Aberrant hypermethylation of CpG islands in gene promoters was previously shown to be a primary mechanism in the inactivation of several tumor suppressor genes [30]. We assessed the methylation status of the CpG islands in SFRP promoters in different pathological levels of cutaneous SCC tissue, and found the methylation rate to increase with the pathological level. ROC curve analysis showed that the SFRP1 CpG site is a potential biomarker of cutaneous SCC, and the further identification of genes that are methylated during cutaneous SCC carcinogenesis together with an improvement in the quantitative rather than the qualitative analysis of methylation will be of great value in the future molecular screening of cutaneous SCC.

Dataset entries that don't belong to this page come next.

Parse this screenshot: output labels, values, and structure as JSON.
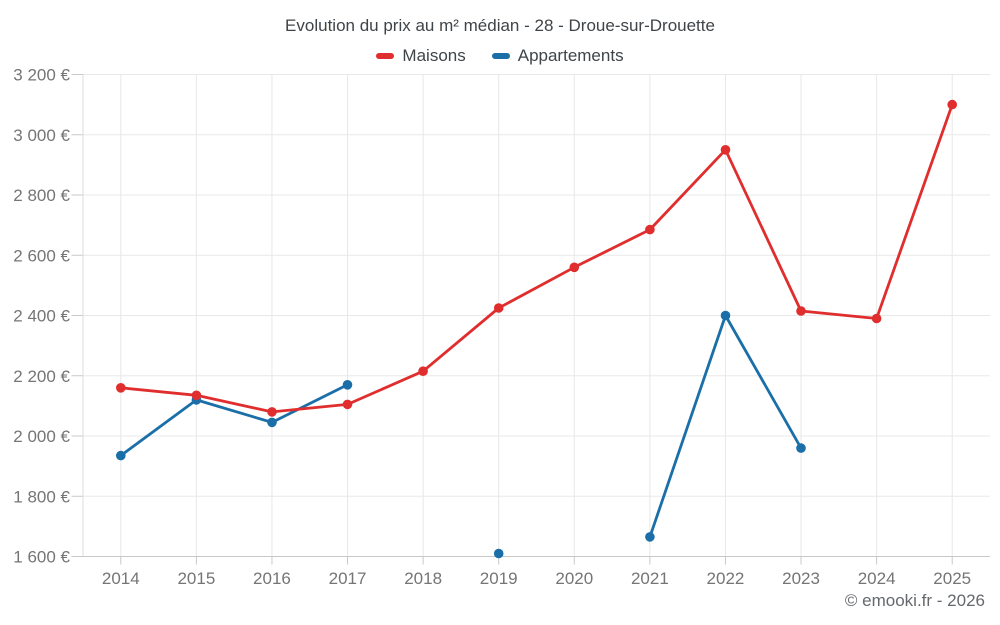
{
  "title": "Evolution du prix au m² médian - 28 - Droue-sur-Drouette",
  "watermark": "© emooki.fr - 2026",
  "colors": {
    "maisons": "#e02e2e",
    "appartements": "#1a6fa8",
    "grid": "#e8e8e8",
    "axis_line": "#c8c8c8",
    "left_axis_line": "#dcdcdc",
    "tick_label": "#757575",
    "title_text": "#3f4448",
    "watermark_text": "#65696d"
  },
  "chart_data": {
    "type": "line",
    "title": "Evolution du prix au m² médian - 28 - Droue-sur-Drouette",
    "categories": [
      "2014",
      "2015",
      "2016",
      "2017",
      "2018",
      "2019",
      "2020",
      "2021",
      "2022",
      "2023",
      "2024",
      "2025"
    ],
    "series": [
      {
        "name": "Maisons",
        "color": "#e02e2e",
        "values": [
          2160,
          2135,
          2080,
          2105,
          2215,
          2425,
          2560,
          2685,
          2950,
          2415,
          2390,
          3100
        ]
      },
      {
        "name": "Appartements",
        "color": "#1a6fa8",
        "values": [
          1935,
          2120,
          2045,
          2170,
          null,
          1610,
          null,
          1665,
          2400,
          1960,
          null,
          null
        ]
      }
    ],
    "ylim": [
      1600,
      3200
    ],
    "y_ticks": [
      1600,
      1800,
      2000,
      2200,
      2400,
      2600,
      2800,
      3000,
      3200
    ],
    "y_tick_labels": [
      "1 600 €",
      "1 800 €",
      "2 000 €",
      "2 200 €",
      "2 400 €",
      "2 600 €",
      "2 800 €",
      "3 000 €",
      "3 200 €"
    ],
    "xlabel": "",
    "ylabel": "",
    "grid": true,
    "legend_position": "top",
    "marker": "circle",
    "currency_suffix": " €"
  }
}
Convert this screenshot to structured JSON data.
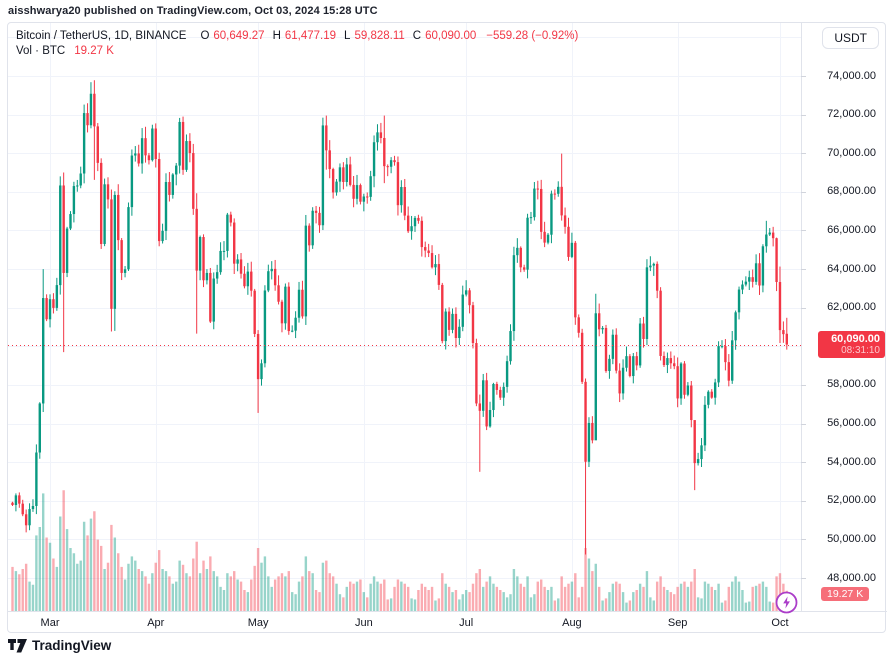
{
  "attribution": "aisshwarya20 published on TradingView.com, Oct 03, 2024 15:28 UTC",
  "legend": {
    "symbol_title": "Bitcoin / TetherUS, 1D, BINANCE",
    "o_label": "O",
    "o_value": "60,649.27",
    "h_label": "H",
    "h_value": "61,477.19",
    "l_label": "L",
    "l_value": "59,828.11",
    "c_label": "C",
    "c_value": "60,090.00",
    "change": "−559.28 (−0.92%)",
    "vol_label": "Vol · BTC",
    "vol_value": "19.27 K"
  },
  "axis": {
    "currency_button": "USDT",
    "price_badge": {
      "price": "60,090.00",
      "countdown": "08:31:10"
    },
    "volume_badge": "19.27 K"
  },
  "footer": {
    "brand": "TradingView"
  },
  "colors": {
    "up": "#089981",
    "down": "#f23645",
    "accent_red": "#f23645",
    "grid": "#f0f3fa",
    "border": "#e0e3eb",
    "text": "#131722",
    "purple": "#ab3dc9"
  },
  "chart_data": {
    "type": "candlestick",
    "title": "Bitcoin / TetherUS",
    "exchange": "BINANCE",
    "interval": "1D",
    "quote_currency": "USDT",
    "start_date": "2024-02-19",
    "end_date": "2024-10-03",
    "grid": true,
    "ylim": [
      46000,
      76000
    ],
    "y_ticks": [
      {
        "label": "74,000.00",
        "value": 74000
      },
      {
        "label": "72,000.00",
        "value": 72000
      },
      {
        "label": "70,000.00",
        "value": 70000
      },
      {
        "label": "68,000.00",
        "value": 68000
      },
      {
        "label": "66,000.00",
        "value": 66000
      },
      {
        "label": "64,000.00",
        "value": 64000
      },
      {
        "label": "62,000.00",
        "value": 62000
      },
      {
        "label": "58,000.00",
        "value": 58000
      },
      {
        "label": "56,000.00",
        "value": 56000
      },
      {
        "label": "54,000.00",
        "value": 54000
      },
      {
        "label": "52,000.00",
        "value": 52000
      },
      {
        "label": "50,000.00",
        "value": 50000
      },
      {
        "label": "48,000.00",
        "value": 48000
      }
    ],
    "x_ticks": [
      {
        "label": "Mar",
        "day_index": 11
      },
      {
        "label": "Apr",
        "day_index": 42
      },
      {
        "label": "May",
        "day_index": 72
      },
      {
        "label": "Jun",
        "day_index": 103
      },
      {
        "label": "Jul",
        "day_index": 133
      },
      {
        "label": "Aug",
        "day_index": 164
      },
      {
        "label": "Sep",
        "day_index": 195
      },
      {
        "label": "Oct",
        "day_index": 225
      }
    ],
    "current_price": 60090.0,
    "price_line": {
      "value": 60090.0,
      "style": "dotted",
      "color": "#f23645"
    },
    "last_bar": {
      "open": 60649.27,
      "high": 61477.19,
      "low": 59828.11,
      "close": 60090.0,
      "change": -559.28,
      "change_pct": -0.92,
      "volume_btc_k": 19.27
    },
    "first_open": 51900,
    "closes": [
      51780,
      52280,
      51850,
      51300,
      50730,
      51570,
      51730,
      54500,
      57040,
      62500,
      61400,
      62440,
      61990,
      63170,
      68330,
      63800,
      66100,
      66850,
      68300,
      68330,
      68950,
      72080,
      71450,
      73080,
      71390,
      69500,
      65300,
      68390,
      67610,
      61940,
      67840,
      65500,
      63800,
      63990,
      67210,
      69880,
      69990,
      69470,
      70780,
      69890,
      69640,
      71280,
      69700,
      65450,
      65980,
      68510,
      67840,
      68900,
      69360,
      71620,
      69140,
      70630,
      70010,
      67120,
      63920,
      65660,
      63420,
      63800,
      61280,
      63510,
      63840,
      64940,
      64940,
      66820,
      66410,
      64280,
      64500,
      63760,
      63110,
      63870,
      62880,
      60640,
      58300,
      59120,
      62890,
      63890,
      64010,
      63160,
      62310,
      61190,
      63090,
      60790,
      60810,
      61480,
      62930,
      61550,
      66250,
      65230,
      67020,
      66910,
      66270,
      71440,
      70150,
      69180,
      67970,
      68530,
      69270,
      68510,
      69420,
      68360,
      67640,
      68350,
      67490,
      67760,
      67740,
      68810,
      70570,
      71080,
      70790,
      69330,
      69300,
      69640,
      69540,
      67310,
      68250,
      66770,
      65960,
      66220,
      66650,
      66500,
      65140,
      64960,
      64830,
      64090,
      64260,
      63180,
      60270,
      61800,
      60850,
      61680,
      60430,
      61010,
      62680,
      62900,
      62130,
      60170,
      57040,
      56660,
      58240,
      55850,
      56700,
      58050,
      57740,
      57340,
      57900,
      59230,
      60790,
      64720,
      65100,
      64090,
      63970,
      66660,
      66690,
      68170,
      68150,
      65930,
      65370,
      65780,
      67910,
      67900,
      68260,
      66780,
      66190,
      64630,
      65360,
      61500,
      60700,
      58160,
      54020,
      56030,
      55130,
      61710,
      60880,
      60950,
      58720,
      59350,
      60600,
      58740,
      57560,
      58890,
      59490,
      58460,
      59490,
      59010,
      61180,
      60380,
      64090,
      64180,
      64270,
      62880,
      59500,
      59030,
      59390,
      59120,
      58970,
      57300,
      59110,
      57490,
      57970,
      56180,
      53950,
      54160,
      54870,
      56970,
      57650,
      57340,
      58130,
      60010,
      60010,
      59180,
      58220,
      60310,
      61760,
      62940,
      63200,
      63350,
      63580,
      63340,
      64300,
      63150,
      65180,
      65790,
      65890,
      65600,
      63330,
      60840,
      60630,
      60090
    ],
    "volumes_k_btc": [
      42,
      38,
      35,
      40,
      45,
      28,
      25,
      72,
      80,
      112,
      70,
      65,
      50,
      42,
      90,
      115,
      78,
      60,
      55,
      45,
      48,
      85,
      72,
      88,
      95,
      68,
      62,
      40,
      46,
      82,
      70,
      55,
      42,
      30,
      45,
      52,
      48,
      40,
      38,
      33,
      26,
      36,
      46,
      58,
      40,
      38,
      33,
      26,
      28,
      48,
      44,
      36,
      33,
      50,
      66,
      36,
      48,
      40,
      52,
      38,
      33,
      23,
      20,
      36,
      33,
      38,
      30,
      28,
      20,
      18,
      30,
      43,
      60,
      46,
      52,
      33,
      23,
      30,
      33,
      36,
      33,
      38,
      18,
      16,
      28,
      33,
      52,
      38,
      36,
      20,
      18,
      46,
      48,
      36,
      33,
      26,
      16,
      13,
      23,
      28,
      26,
      28,
      30,
      18,
      13,
      26,
      33,
      28,
      26,
      30,
      11,
      12,
      23,
      30,
      28,
      26,
      23,
      12,
      11,
      20,
      26,
      23,
      20,
      23,
      10,
      12,
      36,
      26,
      23,
      18,
      20,
      11,
      16,
      20,
      18,
      26,
      36,
      40,
      23,
      28,
      33,
      26,
      23,
      20,
      18,
      13,
      16,
      40,
      33,
      26,
      23,
      33,
      13,
      16,
      28,
      30,
      23,
      20,
      23,
      10,
      12,
      33,
      23,
      26,
      28,
      36,
      13,
      23,
      60,
      50,
      38,
      45,
      23,
      10,
      12,
      18,
      26,
      28,
      26,
      18,
      8,
      10,
      18,
      20,
      26,
      23,
      38,
      13,
      10,
      28,
      33,
      23,
      20,
      18,
      16,
      23,
      26,
      28,
      23,
      28,
      40,
      13,
      12,
      28,
      26,
      23,
      20,
      26,
      8,
      10,
      23,
      28,
      33,
      28,
      20,
      8,
      9,
      23,
      24,
      26,
      28,
      23,
      9,
      8,
      33,
      36,
      26,
      19.27
    ],
    "open_overrides": {
      "0": 51900,
      "227": 60649.27
    },
    "wick_overrides": {
      "9": [
        64000,
        56600
      ],
      "15": [
        69000,
        59700
      ],
      "23": [
        73680,
        71290
      ],
      "24": [
        73780,
        68620
      ],
      "29": [
        68120,
        60770
      ],
      "30": [
        68030,
        60800
      ],
      "54": [
        67930,
        60660
      ],
      "72": [
        60840,
        56550
      ],
      "92": [
        71950,
        69150
      ],
      "109": [
        71950,
        68450
      ],
      "137": [
        57500,
        53500
      ],
      "161": [
        69980,
        66510
      ],
      "168": [
        58330,
        49220
      ],
      "171": [
        62720,
        55560
      ],
      "200": [
        56100,
        52550
      ],
      "221": [
        66500,
        64850
      ],
      "224": [
        65630,
        62860
      ],
      "225": [
        64130,
        60170
      ],
      "227": [
        61477.19,
        59828.11
      ]
    }
  }
}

The potential importance of SFRP silencing in cutaneous SCC relates to its involvement in the Wnt signaling pathway. This pathway is involved in the tumorigenesis of many human cancers, including those of the colon, breast, lung, and liver, as well as melanomas [7]. Chung et al. also recently demonstrated the frequent aberrant methylation of SFRPs in cervical SCC [31]. Additionally, two further studies indicated that frequent aberrant methylation of SFRPs occurs in hepatocellular carcinoma, and that restoration of SFRP1 attenuates Wnt signaling, decreases the abnormal accumulation of β-catenin in the nucleus, and suppresses cell growth [32, 33]. To date, however, the regulation of the Wnt pathway in cutaneous SCC has remained unclear. Pourreyron et al. [18] demonstrated that Wnt5a is overexpressed in non-melanoma skin cancer, which contributes to tissue invasion. Additionally, the study presented here also suggests the upregulation of SFRP1 and SFRP2 expression in cutaneous SCC, in particular SFRP2, exhibit very high constitutive expression in normal skin. The data provided by the Human Protein Atlas on cutaneous SCC (www.proteinatlas.org) showing that the SFRPs (SFRP1, SFRP2, SFRP4, and SFRP5) exhibit very low expression in cancer tissues, except SFRP1, which was slightly high. Our results showed that the SFRPs were highly methylated in cutaneous SCC, which in accordance with the data of the Human Protein Atlas on cutaneous SCC. Nevertheless, much work remains to be done to obtain a clearer understanding of the role of SFRPs in Wnt signaling and tumor pathogenesis.

Conclusions

In conclusion, our study demonstrates that promoter hypermethylation of SFRPs (SFRP1, SFRP2, SFRP4, and SFRP5) is associated with the development of cutaneous SCC. Although it is not possible to determine whether SFRPs are directly related to carcinogenesis from this study, the aberrant methylation of SFRPs may nevertheless be a useful tumor biomarker for early diagnosis. Despite the current study possessing enough statistical power, some limitations should be considered. First, we limited our investigation to only four SFRPs: SFRP1, SFRP2, SFRP4, and SFRP5. Therefore, we cannot exclude the possibility that other genes may play a role in the pathogenesis of cutaneous SCC. Second, the sample size of our study was relatively small, so our findings should be confirmed in larger case-control studies.